GIANNI MAROCCOLO, A.C.A.U. La nostra meraviglia (Black Out / Universal, 2004)

Solo leggendo il cast, chi ascolta rischi di impressionarsi. Mi sarei aspettato anche altri nomi, però, qualcuno che abbia fatto parte del Consorzio (Mara Redeghieri dei miei adorati Üstmamò, Marco Parente, i dissolti estAsia, tanto per fare alcuni nomi): la loro assenza dice molto più del voluto su quanto la grande famiglia dell’asse Reggio Emilia – Firenze sia crollata rovinosamente.

Cos’è “A.C.A.U.”, allora? Solo una parata di nomi, tutti ad omaggiare uno dei cuori pulsanti del nostro rock? Non esattamente: album multisolista, creato in riva al mare e ispirato dalle onde, presentato al pubblico con metodi innovativi per l’Italia (conferenza stampa in webcast e pochi concerti con ospiti in qualche teatro), con giornalisti e pubblico a benedire l’operazione. Il tutto, sembrerebbe, senza che nessuno abbia ascoltato correttamente il disco, che è troppo lungo e, in alcuni punti, decisamente noioso. “A.C.A.U.” deve molto a Hector Zazou, e si sente: suoni rarefatti, ritmicamente poco sostenuti, che tendono a scomparire dietro alle numerose voci senza riuscire a valorizzarle appieno; un disco che evita il rischio di suonare disomogeneo per i troppi ospiti coinvolti e che cade nella trappola opposta, quella di aver uniformato quasi tutto, con poche canzoni che spiccano dal lotto.

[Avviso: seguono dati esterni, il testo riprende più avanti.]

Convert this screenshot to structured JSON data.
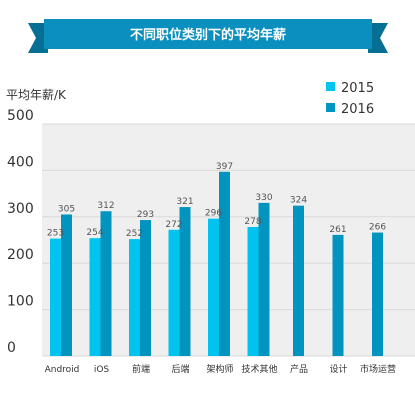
{
  "chart_data": {
    "type": "bar",
    "title": "不同职位类别下的平均年薪",
    "ylabel": "平均年薪/K",
    "xlabel": "",
    "ylim": [
      0,
      500
    ],
    "y_ticks": [
      0,
      100,
      200,
      300,
      400,
      500
    ],
    "categories": [
      "Android",
      "iOS",
      "前端",
      "后端",
      "架构师",
      "技术其他",
      "产品",
      "设计",
      "市场运营"
    ],
    "series": [
      {
        "name": "2015",
        "color": "#00c3f0",
        "values": [
          253,
          254,
          252,
          272,
          296,
          278,
          null,
          null,
          null
        ]
      },
      {
        "name": "2016",
        "color": "#0094bf",
        "values": [
          305,
          312,
          293,
          321,
          397,
          330,
          324,
          261,
          266
        ]
      }
    ],
    "legend_position": "top-right",
    "grid": true,
    "background_color": "#efefef",
    "banner_color": "#0b8fbf"
  }
}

“Night and storms”, ad esempio (non tanto per merito di Battiato, ma grazie allo strepitoso finale di contrabbasso e del pianoforte riconoscibilissimo di Francesco Magnelli); l’inquieto recitato su derive psycho-western di “Deriva finita” (ecco un buono spunto per i prossimi Marlene Kuntz, dopo le recenti magre) e i contributi di due voci femminili tecnicamente perfette ed emozionanti: la “Meloria’s ballade” di Cristina Donà, alle prese con un fraseggio vocale complesso e indelebile, ed “Elianto” di Ginevra Di Marco, puro balsamo per il cuore.

Gli altri? Se consideriamo gli standard a cui ci hanno abituato, molto meglio fanno Pelù o Jovanotti rispetto a un incolore Manuel Agnelli, o ad un fiacco Raiz, o ad una già sentita Fiamma; non male Carmen Consoli (“Carezza d’autunno” potrebbe essere benissimo una sua canzone) né Chimenti o Fiumani, alle prese con brani che non li valorizzano appieno. La loro meraviglia, in definitiva, non coincide con la mia. Ed è un vero peccato.